The years that Emma and Grimes roamed Colchester coincided with the golden age of picture post cards.

Distributers soon found that photos of ‘local characters’ sold well.

Tramps, the antithesis of the respectable lives that Edwardians were supposed to live, had romantic appeal. They were lords of misrule, and, with their scruffy-lavish clothing, they were ‘colourful’.

And in a Colchester that is gone for ever, everyone, but everyone, knew them. As a result, at least seven different postcards of Emma and Grimes survive, and change hands today for large sums of money.

But why was she called Marmalade Emma?

Did she have red hair, or a marmalade cat which she carried about everywhere? Or was she sacked as a kitchen maid for helping herself to the marmalade? Well, look at our photo.

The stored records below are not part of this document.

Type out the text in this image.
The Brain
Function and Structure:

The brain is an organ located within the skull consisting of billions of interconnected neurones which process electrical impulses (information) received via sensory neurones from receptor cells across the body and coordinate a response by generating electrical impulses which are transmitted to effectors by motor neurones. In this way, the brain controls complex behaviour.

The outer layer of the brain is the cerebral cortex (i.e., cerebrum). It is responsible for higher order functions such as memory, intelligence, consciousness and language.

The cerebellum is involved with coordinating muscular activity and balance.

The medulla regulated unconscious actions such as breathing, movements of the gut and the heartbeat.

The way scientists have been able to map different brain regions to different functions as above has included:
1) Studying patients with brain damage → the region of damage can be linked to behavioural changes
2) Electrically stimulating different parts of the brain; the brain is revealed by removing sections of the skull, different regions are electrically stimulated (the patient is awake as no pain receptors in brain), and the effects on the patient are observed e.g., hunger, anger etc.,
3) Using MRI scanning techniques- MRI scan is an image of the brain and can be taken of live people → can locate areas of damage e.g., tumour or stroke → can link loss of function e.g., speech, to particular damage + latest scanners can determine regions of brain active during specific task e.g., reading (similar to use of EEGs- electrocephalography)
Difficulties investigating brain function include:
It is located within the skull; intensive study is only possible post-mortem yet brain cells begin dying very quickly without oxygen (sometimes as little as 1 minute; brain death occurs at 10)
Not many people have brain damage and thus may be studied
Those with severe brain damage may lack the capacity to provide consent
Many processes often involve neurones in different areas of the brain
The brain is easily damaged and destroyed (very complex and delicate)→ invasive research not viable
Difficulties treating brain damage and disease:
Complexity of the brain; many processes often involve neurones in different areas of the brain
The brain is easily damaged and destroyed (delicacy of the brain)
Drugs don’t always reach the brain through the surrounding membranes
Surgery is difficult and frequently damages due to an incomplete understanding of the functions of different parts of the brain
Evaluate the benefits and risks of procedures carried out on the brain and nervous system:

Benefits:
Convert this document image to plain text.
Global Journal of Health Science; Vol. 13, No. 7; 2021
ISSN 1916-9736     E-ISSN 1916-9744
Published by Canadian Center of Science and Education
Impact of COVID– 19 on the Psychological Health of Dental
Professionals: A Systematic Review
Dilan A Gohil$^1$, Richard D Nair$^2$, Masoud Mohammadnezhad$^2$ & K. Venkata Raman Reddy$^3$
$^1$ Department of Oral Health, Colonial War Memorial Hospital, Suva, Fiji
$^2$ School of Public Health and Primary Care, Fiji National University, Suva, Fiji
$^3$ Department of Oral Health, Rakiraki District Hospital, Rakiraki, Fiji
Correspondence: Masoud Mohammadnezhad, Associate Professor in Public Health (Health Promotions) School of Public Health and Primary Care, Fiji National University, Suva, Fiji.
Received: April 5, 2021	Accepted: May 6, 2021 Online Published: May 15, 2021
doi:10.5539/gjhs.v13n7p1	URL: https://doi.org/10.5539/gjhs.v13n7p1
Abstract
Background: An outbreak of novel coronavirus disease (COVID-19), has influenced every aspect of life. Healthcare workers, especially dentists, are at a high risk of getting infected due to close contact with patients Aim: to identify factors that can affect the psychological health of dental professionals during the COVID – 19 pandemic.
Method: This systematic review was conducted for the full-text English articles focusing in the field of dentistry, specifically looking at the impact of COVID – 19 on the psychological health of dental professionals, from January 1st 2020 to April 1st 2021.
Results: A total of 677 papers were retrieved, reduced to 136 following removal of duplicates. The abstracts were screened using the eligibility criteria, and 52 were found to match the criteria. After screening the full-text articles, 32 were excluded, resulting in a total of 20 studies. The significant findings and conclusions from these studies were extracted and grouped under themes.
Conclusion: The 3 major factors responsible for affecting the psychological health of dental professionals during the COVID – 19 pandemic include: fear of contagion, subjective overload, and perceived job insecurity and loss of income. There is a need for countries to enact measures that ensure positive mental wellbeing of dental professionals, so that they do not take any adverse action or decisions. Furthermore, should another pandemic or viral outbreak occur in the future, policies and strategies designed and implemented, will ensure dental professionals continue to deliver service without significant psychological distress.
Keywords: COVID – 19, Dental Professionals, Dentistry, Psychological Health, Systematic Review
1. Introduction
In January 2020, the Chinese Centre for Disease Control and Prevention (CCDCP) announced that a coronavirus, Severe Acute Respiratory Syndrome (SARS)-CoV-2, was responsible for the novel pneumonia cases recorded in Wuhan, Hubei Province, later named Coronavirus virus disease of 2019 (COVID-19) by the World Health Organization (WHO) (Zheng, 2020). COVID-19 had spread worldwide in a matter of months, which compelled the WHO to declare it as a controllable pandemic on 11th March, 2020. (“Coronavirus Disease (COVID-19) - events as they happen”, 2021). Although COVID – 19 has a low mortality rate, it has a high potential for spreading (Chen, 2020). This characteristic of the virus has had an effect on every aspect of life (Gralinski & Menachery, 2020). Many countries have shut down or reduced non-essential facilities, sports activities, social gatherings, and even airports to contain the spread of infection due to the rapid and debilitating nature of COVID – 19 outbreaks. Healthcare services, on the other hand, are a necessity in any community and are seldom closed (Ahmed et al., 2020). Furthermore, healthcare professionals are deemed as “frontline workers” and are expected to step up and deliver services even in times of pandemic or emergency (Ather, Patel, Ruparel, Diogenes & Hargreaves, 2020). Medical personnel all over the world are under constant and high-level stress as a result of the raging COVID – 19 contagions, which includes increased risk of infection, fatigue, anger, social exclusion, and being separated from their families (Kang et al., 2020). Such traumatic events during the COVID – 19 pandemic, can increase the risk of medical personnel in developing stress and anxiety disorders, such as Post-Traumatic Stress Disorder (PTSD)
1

This was carefully posed with a range of props – like their clay pipes and old sack – while a small payment to the couple would be expected.

Why else in this photo is Emma clutching a very large jar of Marmalade? Or did she have to give it back – to the photographer?

The odd couple’s fame spread far and wide and the year Emma died they appeared in a novel.

More recently there has been a 1970 ballad by a rock band called Hard Meat, a play put on by the Mercury Theatre in 2009, and countless copies of their postcards in books and on internet blogs.

A quick ‘Google’ search gave me 35 current references. Thus Emma and Grimes live on, and thanks to the postcards and Colchester Recalled they will be, as a BBC programme once announced, ‘alive for ever.’